Journal of Environmental Law and Litigation
- Discipline: Environmental law
- Language: English
- Edited by: Amber Lesher

Publication details
- History: 1986-present
- Publisher: University of Oregon School of Law
- Frequency: Biannually

Standard abbreviations
- Bluebook: J. Envtl. L. & Litig.
- ISO 4: J. Environ. Law Litig.

Indexing
- ISSN: 1049-0280
- LCCN: 87655779
- OCLC no.: 13326045

Links
- Journal homepage;

= Journal of Environmental Law and Litigation =

The Journal of Environmental Law and Litigation is a student-run law review published at University of Oregon School of Law. The journal publishes articles and essays about environmental law, natural resources law, and litigation relating to these fields.

== History and overview==
The journal was founded in 1986 by participants at the University of Oregon School of Law's Western Public Interest Law Conference.
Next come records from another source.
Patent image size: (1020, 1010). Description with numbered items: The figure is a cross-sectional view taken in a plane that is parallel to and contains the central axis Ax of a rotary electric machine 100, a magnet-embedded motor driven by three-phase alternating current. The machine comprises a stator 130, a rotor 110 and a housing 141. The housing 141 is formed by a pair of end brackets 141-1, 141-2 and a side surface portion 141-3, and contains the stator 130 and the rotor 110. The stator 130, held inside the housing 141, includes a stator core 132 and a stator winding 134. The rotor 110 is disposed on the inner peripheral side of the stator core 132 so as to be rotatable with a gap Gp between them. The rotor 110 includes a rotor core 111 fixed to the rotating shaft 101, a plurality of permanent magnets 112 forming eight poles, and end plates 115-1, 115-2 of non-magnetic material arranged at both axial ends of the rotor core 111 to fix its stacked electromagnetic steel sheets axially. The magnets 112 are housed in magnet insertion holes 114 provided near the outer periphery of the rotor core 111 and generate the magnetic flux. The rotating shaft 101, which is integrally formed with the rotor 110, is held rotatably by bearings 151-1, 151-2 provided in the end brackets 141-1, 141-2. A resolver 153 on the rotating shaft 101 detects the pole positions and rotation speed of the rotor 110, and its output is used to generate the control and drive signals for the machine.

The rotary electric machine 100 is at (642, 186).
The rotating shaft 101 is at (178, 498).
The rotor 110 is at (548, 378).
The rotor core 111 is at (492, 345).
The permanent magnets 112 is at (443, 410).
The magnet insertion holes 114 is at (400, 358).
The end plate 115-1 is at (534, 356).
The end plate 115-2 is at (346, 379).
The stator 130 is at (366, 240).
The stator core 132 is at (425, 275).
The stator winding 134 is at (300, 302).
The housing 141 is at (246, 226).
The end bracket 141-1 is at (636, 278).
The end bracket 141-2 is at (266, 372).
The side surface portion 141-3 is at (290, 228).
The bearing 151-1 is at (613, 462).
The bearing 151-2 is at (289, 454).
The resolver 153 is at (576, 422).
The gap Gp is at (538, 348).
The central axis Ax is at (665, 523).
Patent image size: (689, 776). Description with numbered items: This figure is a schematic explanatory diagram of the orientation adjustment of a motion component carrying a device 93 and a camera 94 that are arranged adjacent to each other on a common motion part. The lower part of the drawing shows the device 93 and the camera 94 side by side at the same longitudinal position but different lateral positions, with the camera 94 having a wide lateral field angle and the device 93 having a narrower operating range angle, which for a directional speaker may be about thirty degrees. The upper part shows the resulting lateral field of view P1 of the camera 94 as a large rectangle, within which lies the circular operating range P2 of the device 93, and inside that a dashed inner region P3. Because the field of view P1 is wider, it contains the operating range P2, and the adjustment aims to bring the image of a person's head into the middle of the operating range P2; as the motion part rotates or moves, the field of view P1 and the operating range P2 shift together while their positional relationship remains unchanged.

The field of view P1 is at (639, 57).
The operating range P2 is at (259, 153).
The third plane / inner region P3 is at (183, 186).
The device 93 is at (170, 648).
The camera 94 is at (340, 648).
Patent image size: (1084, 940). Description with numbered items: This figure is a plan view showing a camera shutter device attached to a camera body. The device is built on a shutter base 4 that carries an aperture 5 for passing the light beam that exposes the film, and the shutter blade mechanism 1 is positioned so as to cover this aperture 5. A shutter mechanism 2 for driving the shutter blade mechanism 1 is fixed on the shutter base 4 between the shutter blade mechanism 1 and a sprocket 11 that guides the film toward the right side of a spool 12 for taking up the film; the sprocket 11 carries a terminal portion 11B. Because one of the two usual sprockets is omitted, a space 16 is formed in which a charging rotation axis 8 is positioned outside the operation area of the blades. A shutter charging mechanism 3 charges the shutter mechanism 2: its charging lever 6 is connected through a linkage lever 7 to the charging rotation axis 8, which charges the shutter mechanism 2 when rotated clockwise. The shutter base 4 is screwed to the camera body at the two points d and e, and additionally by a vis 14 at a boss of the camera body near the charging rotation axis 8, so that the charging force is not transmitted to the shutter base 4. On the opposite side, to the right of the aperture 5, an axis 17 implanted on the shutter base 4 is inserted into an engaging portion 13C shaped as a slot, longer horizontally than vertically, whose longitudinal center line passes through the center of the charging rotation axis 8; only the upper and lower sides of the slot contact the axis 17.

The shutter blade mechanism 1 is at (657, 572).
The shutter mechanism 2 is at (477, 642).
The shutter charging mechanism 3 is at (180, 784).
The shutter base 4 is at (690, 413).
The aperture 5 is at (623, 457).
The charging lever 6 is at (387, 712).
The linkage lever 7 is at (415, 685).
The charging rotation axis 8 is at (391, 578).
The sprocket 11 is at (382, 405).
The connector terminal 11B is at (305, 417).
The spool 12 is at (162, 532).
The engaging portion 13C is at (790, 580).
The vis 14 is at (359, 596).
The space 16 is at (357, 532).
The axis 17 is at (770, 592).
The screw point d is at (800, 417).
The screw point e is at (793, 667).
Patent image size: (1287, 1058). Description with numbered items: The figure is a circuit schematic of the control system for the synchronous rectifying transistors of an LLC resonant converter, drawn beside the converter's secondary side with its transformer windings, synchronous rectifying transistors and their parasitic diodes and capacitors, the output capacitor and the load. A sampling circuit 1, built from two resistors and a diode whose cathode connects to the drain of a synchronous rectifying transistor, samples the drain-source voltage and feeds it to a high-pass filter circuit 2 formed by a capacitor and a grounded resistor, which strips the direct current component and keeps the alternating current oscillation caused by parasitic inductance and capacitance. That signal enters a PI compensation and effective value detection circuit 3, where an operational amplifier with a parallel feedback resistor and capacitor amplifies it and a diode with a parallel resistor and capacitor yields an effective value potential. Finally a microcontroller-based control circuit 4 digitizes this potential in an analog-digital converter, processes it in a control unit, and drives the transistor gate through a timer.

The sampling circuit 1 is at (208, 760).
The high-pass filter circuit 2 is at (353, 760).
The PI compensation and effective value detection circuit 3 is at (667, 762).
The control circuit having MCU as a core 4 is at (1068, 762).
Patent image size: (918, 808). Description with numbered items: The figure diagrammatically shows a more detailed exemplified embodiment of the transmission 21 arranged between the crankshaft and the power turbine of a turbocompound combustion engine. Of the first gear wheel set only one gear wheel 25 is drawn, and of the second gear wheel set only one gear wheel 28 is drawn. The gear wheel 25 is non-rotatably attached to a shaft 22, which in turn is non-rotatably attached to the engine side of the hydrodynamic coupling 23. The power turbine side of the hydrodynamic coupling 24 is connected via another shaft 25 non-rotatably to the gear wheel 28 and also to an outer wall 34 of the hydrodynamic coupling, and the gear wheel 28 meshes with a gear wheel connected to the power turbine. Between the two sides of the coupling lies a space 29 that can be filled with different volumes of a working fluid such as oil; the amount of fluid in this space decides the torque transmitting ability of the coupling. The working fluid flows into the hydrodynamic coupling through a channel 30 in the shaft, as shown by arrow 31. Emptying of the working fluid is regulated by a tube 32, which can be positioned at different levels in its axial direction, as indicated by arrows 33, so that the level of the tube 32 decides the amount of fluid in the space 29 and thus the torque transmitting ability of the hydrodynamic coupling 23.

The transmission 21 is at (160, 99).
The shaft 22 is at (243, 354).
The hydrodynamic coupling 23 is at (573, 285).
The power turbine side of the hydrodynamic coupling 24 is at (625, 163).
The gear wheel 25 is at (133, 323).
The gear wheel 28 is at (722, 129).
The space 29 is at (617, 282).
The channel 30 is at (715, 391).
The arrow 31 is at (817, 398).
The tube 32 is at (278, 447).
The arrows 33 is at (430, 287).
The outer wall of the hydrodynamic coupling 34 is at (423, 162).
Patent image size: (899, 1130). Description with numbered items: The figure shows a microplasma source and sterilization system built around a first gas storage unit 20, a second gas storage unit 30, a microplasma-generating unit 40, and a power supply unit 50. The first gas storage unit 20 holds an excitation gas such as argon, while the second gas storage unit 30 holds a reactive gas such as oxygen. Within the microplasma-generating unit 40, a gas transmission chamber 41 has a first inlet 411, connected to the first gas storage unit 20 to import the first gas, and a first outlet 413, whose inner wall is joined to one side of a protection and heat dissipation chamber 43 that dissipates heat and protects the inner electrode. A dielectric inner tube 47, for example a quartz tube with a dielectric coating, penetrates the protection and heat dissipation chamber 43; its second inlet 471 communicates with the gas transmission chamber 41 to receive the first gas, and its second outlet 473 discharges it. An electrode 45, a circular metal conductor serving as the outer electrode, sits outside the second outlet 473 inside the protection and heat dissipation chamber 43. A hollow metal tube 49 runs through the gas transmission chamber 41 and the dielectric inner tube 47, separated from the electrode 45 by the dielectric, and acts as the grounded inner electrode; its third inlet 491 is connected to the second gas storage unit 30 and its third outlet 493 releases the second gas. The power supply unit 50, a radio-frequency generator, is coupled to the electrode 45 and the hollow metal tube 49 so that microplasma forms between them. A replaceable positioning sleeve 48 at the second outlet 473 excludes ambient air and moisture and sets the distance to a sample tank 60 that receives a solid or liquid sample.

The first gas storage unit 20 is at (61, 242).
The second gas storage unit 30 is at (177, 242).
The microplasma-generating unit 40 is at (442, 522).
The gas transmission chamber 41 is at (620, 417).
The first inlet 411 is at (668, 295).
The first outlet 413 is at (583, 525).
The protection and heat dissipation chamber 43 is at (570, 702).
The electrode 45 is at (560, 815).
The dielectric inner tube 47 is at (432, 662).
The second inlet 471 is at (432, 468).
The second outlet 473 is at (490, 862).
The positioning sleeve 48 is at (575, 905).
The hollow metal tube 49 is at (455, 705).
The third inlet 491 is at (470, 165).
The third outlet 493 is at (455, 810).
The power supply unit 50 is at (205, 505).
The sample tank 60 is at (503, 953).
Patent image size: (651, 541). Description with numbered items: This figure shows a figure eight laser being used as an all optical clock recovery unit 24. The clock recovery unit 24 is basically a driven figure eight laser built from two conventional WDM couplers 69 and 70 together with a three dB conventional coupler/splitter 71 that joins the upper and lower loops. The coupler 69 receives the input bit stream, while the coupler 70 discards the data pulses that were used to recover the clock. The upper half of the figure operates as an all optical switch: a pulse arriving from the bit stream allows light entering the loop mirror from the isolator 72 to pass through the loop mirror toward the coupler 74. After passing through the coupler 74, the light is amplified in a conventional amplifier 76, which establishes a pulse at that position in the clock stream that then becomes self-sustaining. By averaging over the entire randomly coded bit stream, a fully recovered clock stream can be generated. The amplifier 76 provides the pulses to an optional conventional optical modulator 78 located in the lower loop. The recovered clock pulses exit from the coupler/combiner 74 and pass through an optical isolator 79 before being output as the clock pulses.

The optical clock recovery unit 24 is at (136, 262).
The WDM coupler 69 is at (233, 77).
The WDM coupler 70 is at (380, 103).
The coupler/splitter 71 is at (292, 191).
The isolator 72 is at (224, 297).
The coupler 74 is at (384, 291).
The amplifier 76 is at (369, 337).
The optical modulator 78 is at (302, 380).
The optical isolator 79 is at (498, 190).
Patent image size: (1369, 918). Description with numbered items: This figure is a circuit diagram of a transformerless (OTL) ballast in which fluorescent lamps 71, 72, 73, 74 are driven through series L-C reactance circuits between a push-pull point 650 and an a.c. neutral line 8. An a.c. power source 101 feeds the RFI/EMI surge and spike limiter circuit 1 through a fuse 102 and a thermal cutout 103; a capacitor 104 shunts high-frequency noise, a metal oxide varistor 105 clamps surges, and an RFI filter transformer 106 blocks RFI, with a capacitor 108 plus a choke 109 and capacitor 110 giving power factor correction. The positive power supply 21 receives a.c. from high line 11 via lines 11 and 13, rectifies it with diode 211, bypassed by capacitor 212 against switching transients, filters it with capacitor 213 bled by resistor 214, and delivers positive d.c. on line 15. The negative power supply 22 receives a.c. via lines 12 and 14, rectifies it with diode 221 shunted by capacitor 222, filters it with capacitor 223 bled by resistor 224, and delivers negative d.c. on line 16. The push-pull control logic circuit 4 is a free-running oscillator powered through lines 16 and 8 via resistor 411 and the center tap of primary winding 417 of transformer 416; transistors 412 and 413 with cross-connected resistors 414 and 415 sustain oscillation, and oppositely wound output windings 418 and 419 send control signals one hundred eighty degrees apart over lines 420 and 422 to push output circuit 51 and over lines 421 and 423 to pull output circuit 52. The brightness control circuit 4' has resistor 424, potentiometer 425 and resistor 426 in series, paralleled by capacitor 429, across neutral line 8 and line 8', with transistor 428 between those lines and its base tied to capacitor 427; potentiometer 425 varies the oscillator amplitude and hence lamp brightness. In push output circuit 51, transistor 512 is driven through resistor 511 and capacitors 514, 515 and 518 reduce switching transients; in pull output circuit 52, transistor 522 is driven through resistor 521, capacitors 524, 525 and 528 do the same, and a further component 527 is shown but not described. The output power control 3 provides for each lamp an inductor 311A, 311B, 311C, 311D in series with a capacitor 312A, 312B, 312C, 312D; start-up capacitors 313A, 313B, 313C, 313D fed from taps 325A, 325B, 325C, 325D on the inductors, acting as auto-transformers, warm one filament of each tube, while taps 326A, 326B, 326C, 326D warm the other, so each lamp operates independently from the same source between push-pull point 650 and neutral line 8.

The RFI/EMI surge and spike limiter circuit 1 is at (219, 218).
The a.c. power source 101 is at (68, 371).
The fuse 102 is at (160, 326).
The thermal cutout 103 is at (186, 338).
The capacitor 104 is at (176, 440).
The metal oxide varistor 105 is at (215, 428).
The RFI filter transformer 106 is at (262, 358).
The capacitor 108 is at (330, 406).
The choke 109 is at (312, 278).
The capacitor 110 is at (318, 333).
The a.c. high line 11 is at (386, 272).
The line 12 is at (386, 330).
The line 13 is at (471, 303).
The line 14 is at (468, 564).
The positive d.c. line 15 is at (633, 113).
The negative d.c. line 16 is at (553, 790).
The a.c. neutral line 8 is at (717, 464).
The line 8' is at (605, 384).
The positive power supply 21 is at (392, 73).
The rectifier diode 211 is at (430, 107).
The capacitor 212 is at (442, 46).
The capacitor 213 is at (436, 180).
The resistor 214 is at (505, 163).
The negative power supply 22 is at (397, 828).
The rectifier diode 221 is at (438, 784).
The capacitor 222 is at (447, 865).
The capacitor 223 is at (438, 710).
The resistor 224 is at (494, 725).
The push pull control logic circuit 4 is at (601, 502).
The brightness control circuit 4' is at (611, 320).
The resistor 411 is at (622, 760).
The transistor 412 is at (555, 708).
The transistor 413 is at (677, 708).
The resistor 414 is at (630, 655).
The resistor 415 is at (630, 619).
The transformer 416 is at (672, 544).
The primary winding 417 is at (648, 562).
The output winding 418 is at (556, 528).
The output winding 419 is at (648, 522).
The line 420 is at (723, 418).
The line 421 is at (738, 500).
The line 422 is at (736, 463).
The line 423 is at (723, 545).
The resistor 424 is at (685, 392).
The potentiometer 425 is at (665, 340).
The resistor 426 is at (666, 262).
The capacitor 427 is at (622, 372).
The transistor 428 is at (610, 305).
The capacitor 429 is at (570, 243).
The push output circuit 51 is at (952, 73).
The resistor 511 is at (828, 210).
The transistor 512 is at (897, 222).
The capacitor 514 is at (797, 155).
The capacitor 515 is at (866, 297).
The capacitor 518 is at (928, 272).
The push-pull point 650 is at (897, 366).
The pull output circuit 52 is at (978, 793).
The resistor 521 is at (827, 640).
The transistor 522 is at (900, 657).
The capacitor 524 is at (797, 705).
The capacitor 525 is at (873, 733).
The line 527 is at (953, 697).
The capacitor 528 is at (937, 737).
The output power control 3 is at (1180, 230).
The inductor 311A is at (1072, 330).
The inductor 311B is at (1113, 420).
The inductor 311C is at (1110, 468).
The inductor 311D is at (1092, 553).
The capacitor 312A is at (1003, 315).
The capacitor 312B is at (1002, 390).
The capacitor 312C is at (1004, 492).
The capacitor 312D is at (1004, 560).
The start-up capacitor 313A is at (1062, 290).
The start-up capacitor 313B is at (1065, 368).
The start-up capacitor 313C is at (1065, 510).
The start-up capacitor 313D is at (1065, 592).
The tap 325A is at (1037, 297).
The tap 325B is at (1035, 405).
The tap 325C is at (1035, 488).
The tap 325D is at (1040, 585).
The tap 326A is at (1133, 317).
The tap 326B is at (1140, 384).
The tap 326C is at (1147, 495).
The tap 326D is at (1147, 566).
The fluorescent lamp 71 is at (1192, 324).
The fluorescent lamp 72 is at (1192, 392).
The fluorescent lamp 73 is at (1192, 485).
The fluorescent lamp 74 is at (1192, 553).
The founding editors intended for the journal to be a forum for scholarship relating to "citizen enforcement of public [environmental] laws." In 1994, the journal began publishing on a biannual basis.

The 2016 Washington and Lee University Law Journal Rankings placed the journal among the twenty five highest rated environmental, natural resources, and land use law journals. Additionally, the journal was ranked among the top eleven environmental, natural resources, and land use law journals most frequently cited by cases. Articles in the journal have been cited by the Second, Third, Eighth, and Ninth Courts of Appeals. Occasionally, the journal has published issues relating to symposia sponsored by the University of Oregon School of Law.

== Abstracting and indexing ==
The journal is abstracted or indexed in EBSCO databases, HeinOnline, LexisNexis, Westlaw, and the University of Washington's Current Index to Legal Periodicals. Tables of contents are also available through Infotrieve and Ingenta, and the journal hosts an archive of past issues on its website.